Long-Running Agents
When to build an agent that runs for hours instead of seconds — which orchestration framework to choose, how to compute real costs, the five ways long-running agents fail in production, and a reference implementation with checkpointing, error classification, idempotency, and budget enforcement.
Quick Reference
- →If the task takes under 5 minutes and is safe to retry fully, skip durable execution — just retry the whole request
- →Long-running agents fail in five specific ways: retry storms (429s), context window exhaustion, state serialization failures, idempotency violations, and session drift
- →LangGraph checkpoints between nodes; Temporal checkpoints within workflow steps; Managed Agents (public beta) handles both — choose based on how much mid-step durability you need
- →Cost example: a 2-hour research agent (200 LLM calls, 2K input / 800 output tokens each) at Sonnet 4.6 pricing costs ~$3.60 in tokens; Opus 4.7 costs ~$6.00
- →Classify errors before retrying: transient (5xx) → exponential backoff with jitter; rate-limited (429) → honor Retry-After exactly; fatal (400/401/403) → bubble up immediately
- →Wrap every side effect (email, DB write, webhook) in an idempotency key — resumption replays everything after the last checkpoint
- →Context degrades non-linearly past ~60% utilization — long sessions need compaction or summarization to maintain quality across session boundaries
- →Always return partial results when a budget fires — 70% of a research task is useful; a complete failure is not
When to Build a Long-Running Agent
A typical agent handles a request in 5–30 seconds: receive input, call an LLM a few times, return a result. Long-running agents — data migration pipelines, research synthesis, code generation workflows — run for minutes, hours, or days. The decision to go long-running is a significant architectural commitment. Over-engineer a 2-minute task with Temporal and you've added weeks of infrastructure. Under-engineer a 2-hour task with in-memory state and you'll lose progress on the first deploy.

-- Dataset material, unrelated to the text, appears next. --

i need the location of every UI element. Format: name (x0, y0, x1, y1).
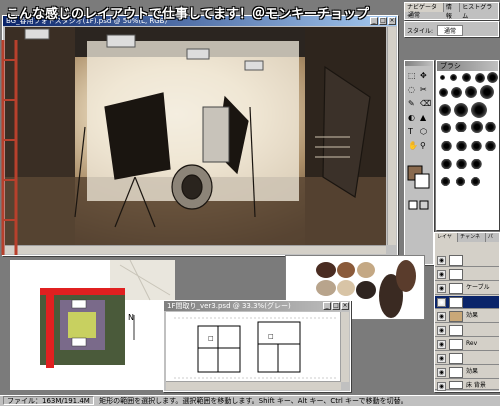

Under 5 min with safe retries: no durable execution needed. Over 5 min: choose orchestration tier by side-effect risk and mid-step failure tolerance.

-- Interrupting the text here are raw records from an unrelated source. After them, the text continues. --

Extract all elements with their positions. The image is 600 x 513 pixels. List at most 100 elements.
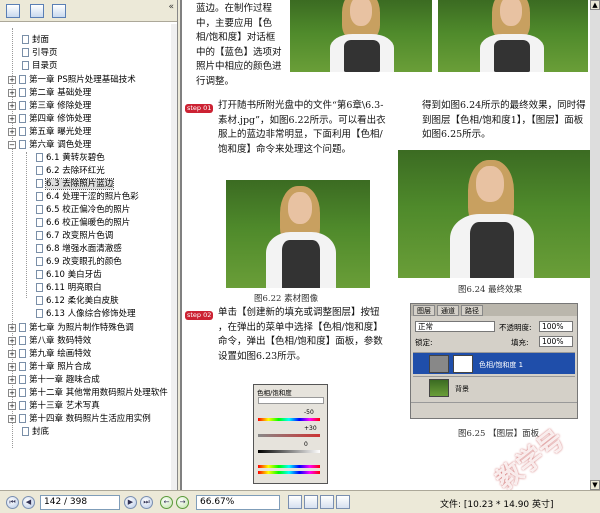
pdf-page: 蓝边。在制作过程中，主要应用【色相/饱和度】对话框中的【蓝色】选项对照片中相应的… xyxy=(182,0,590,490)
facing-view-icon[interactable] xyxy=(320,495,334,509)
layers-panel-figure: 图层 通道 路径 正常 不透明度: 100% 锁定: 填充: 100% 色相/饱… xyxy=(410,303,578,419)
tree-item-section[interactable]: 6.1 黄转灰碧色 xyxy=(36,152,105,165)
tree-item-chapter-11[interactable]: + 第十一章 趣味合成 xyxy=(8,374,100,387)
tree-item-chapter-10[interactable]: + 第十章 照片合成 xyxy=(8,361,91,374)
page-icon xyxy=(36,270,43,279)
tree-item-back-cover[interactable]: 封底 xyxy=(22,426,49,439)
tree-item-chapter-3[interactable]: + 第三章 修除处理 xyxy=(8,100,91,113)
tree-item-section[interactable]: 6.7 改变照片色调 xyxy=(36,230,113,243)
delete-icon[interactable] xyxy=(6,4,20,18)
tab-paths: 路径 xyxy=(461,305,483,316)
sidebar-scrollbar[interactable] xyxy=(171,24,177,490)
collapse-icon[interactable]: − xyxy=(8,140,16,149)
page-number-field[interactable]: 142 / 398 xyxy=(40,495,120,510)
collapse-panel-icon[interactable]: « xyxy=(168,2,174,12)
tree-item-section[interactable]: 6.2 去除环红光 xyxy=(36,165,105,178)
tree-item-toc[interactable]: 目录页 xyxy=(22,60,58,73)
first-page-icon[interactable]: ⏮ xyxy=(6,496,19,509)
tree-item-chapter-1[interactable]: + 第一章 PS照片处理基础技术 xyxy=(8,74,136,87)
zoom-field[interactable]: 66.67% xyxy=(196,495,280,510)
continuous-view-icon[interactable] xyxy=(304,495,318,509)
tab-layers: 图层 xyxy=(413,305,435,316)
expand-icon[interactable]: + xyxy=(8,401,16,410)
scroll-down-icon[interactable]: ▼ xyxy=(590,480,600,490)
next-page-icon[interactable]: ▶ xyxy=(124,496,137,509)
go-forward-icon[interactable]: → xyxy=(176,496,189,509)
expand-icon[interactable]: + xyxy=(8,127,16,136)
expand-icon[interactable]: + xyxy=(8,414,16,423)
scroll-up-icon[interactable]: ▲ xyxy=(590,0,600,10)
top-photo-after xyxy=(438,0,588,72)
page-icon xyxy=(36,153,43,162)
export-icon[interactable] xyxy=(52,4,66,18)
hue-strip-bottom xyxy=(258,471,320,474)
layers-panel-tabs: 图层 通道 路径 xyxy=(411,304,577,316)
expand-icon[interactable]: + xyxy=(8,101,16,110)
page-icon xyxy=(36,205,43,214)
page-icon xyxy=(19,88,26,97)
page-icon xyxy=(19,127,26,136)
tree-item-chapter-12[interactable]: + 第十二章 其他常用数码照片处理软件 xyxy=(8,387,168,400)
page-icon xyxy=(19,388,26,397)
tree-item-section[interactable]: 6.6 校正偏暖色的照片 xyxy=(36,217,130,230)
status-bar: ⏮ ◀ 142 / 398 ▶ ⏭ ← → 66.67% 文件: [10.23 … xyxy=(0,490,600,513)
go-back-icon[interactable]: ← xyxy=(160,496,173,509)
figure-6-22-caption: 图6.22 素材图像 xyxy=(254,294,319,304)
tree-item-section[interactable]: 6.11 明亮眼白 xyxy=(36,282,102,295)
bookmark-options-icon[interactable] xyxy=(30,4,44,18)
tree-item-cover[interactable]: 封面 xyxy=(22,34,49,47)
expand-icon[interactable]: + xyxy=(8,88,16,97)
tree-item-chapter-4[interactable]: + 第四章 修饰处理 xyxy=(8,113,91,126)
tree-item-chapter-14[interactable]: + 第十四章 数码照片生活应用实例 xyxy=(8,413,151,426)
expand-icon[interactable]: + xyxy=(8,75,16,84)
fill-value: 100% xyxy=(539,336,573,347)
last-page-icon[interactable]: ⏭ xyxy=(140,496,153,509)
person-figure xyxy=(480,0,544,72)
expand-icon[interactable]: + xyxy=(8,375,16,384)
figure-6-22-image xyxy=(226,180,370,288)
tree-item-chapter-2[interactable]: + 第二章 基础处理 xyxy=(8,87,91,100)
tree-item-section[interactable]: 6.13 人像综合修饰处理 xyxy=(36,308,136,321)
tree-item-chapter-13[interactable]: + 第十三章 艺术写真 xyxy=(8,400,100,413)
expand-icon[interactable]: + xyxy=(8,114,16,123)
tree-item-section[interactable]: 6.12 柔化美白皮肤 xyxy=(36,295,119,308)
tab-channels: 通道 xyxy=(437,305,459,316)
tree-item-intro[interactable]: 引导页 xyxy=(22,47,58,60)
page-icon xyxy=(22,48,29,57)
hue-saturation-title: 色相/饱和度 xyxy=(257,389,292,397)
page-icon xyxy=(19,401,26,410)
tree-item-chapter-7[interactable]: + 第七章 为照片制作特殊色调 xyxy=(8,322,134,335)
tree-item-chapter-8[interactable]: + 第八章 数码特效 xyxy=(8,335,91,348)
page-icon xyxy=(19,75,26,84)
tree-item-section[interactable]: 6.8 增强水面清澈感 xyxy=(36,243,122,256)
page-icon xyxy=(19,414,26,423)
previous-page-icon[interactable]: ◀ xyxy=(22,496,35,509)
expand-icon[interactable]: + xyxy=(8,349,16,358)
tree-item-section[interactable]: 6.9 改变眼孔的颜色 xyxy=(36,256,122,269)
expand-icon[interactable]: + xyxy=(8,362,16,371)
lock-label: 锁定: xyxy=(415,338,433,347)
page-icon xyxy=(36,218,43,227)
tree-item-chapter-9[interactable]: + 第九章 绘画特效 xyxy=(8,348,91,361)
tree-item-section[interactable]: 6.5 校正偏冷色的照片 xyxy=(36,204,130,217)
hue-slider xyxy=(258,418,320,421)
page-icon xyxy=(22,35,29,44)
expand-icon[interactable]: + xyxy=(8,388,16,397)
page-icon xyxy=(36,296,43,305)
layer-background: 背景 xyxy=(413,376,575,398)
expand-icon[interactable]: + xyxy=(8,323,16,332)
continuous-facing-view-icon[interactable] xyxy=(336,495,350,509)
tree-item-section[interactable]: 6.4 处理干涩的照片色彩 xyxy=(36,191,139,204)
single-page-view-icon[interactable] xyxy=(288,495,302,509)
document-view: 蓝边。在制作过程中，主要应用【色相/饱和度】对话框中的【蓝色】选项对照片中相应的… xyxy=(180,0,600,490)
document-scrollbar[interactable]: ▲ ▼ xyxy=(590,0,600,490)
page-icon xyxy=(36,283,43,292)
hue-strip-top xyxy=(258,465,320,468)
tree-item-chapter-6[interactable]: − 第六章 调色处理 xyxy=(8,139,91,152)
intro-paragraph: 蓝边。在制作过程中，主要应用【色相/饱和度】对话框中的【蓝色】选项对照片中相应的… xyxy=(196,3,282,87)
tree-item-section-selected[interactable]: 6.3 去除照片蓝边 xyxy=(36,178,115,191)
tree-item-chapter-5[interactable]: + 第五章 曝光处理 xyxy=(8,126,91,139)
page-icon xyxy=(36,231,43,240)
tree-item-section[interactable]: 6.10 美白牙齿 xyxy=(36,269,102,282)
expand-icon[interactable]: + xyxy=(8,336,16,345)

| Dimension | Short-Lived (< 5 min) | Long-Running (> 5 min) |
|---|---|---|
| Process lifecycle | One HTTP request | Must survive deploys, restarts, crashes |
| State | In-memory, lost on completion | Persisted externally, resumable |
| Failure recovery | Retry the entire request | Resume from last checkpoint |
| Side effects | Usually idempotent to retry | Replay risk: duplicate emails, writes |
| User experience | Loading spinner → result | Progress updates, partial results |
| Rate limits | Rare for single requests | Guaranteed over hours of API calls |
| Observability | Single trace, seconds long | Distributed trace spanning hours |
If your task runs in under 5 minutes and has no side effects that break on retry, don't use durable execution. The overhead of Temporal or LangGraph + PostgresSaver adds latency, operational complexity, and storage costs. The simpler pattern — retry the whole request with exponential backoff — works for most tasks. Reach for durable execution only when task duration, irreversible side effects, or crash-recovery requirements make full-retry unacceptable.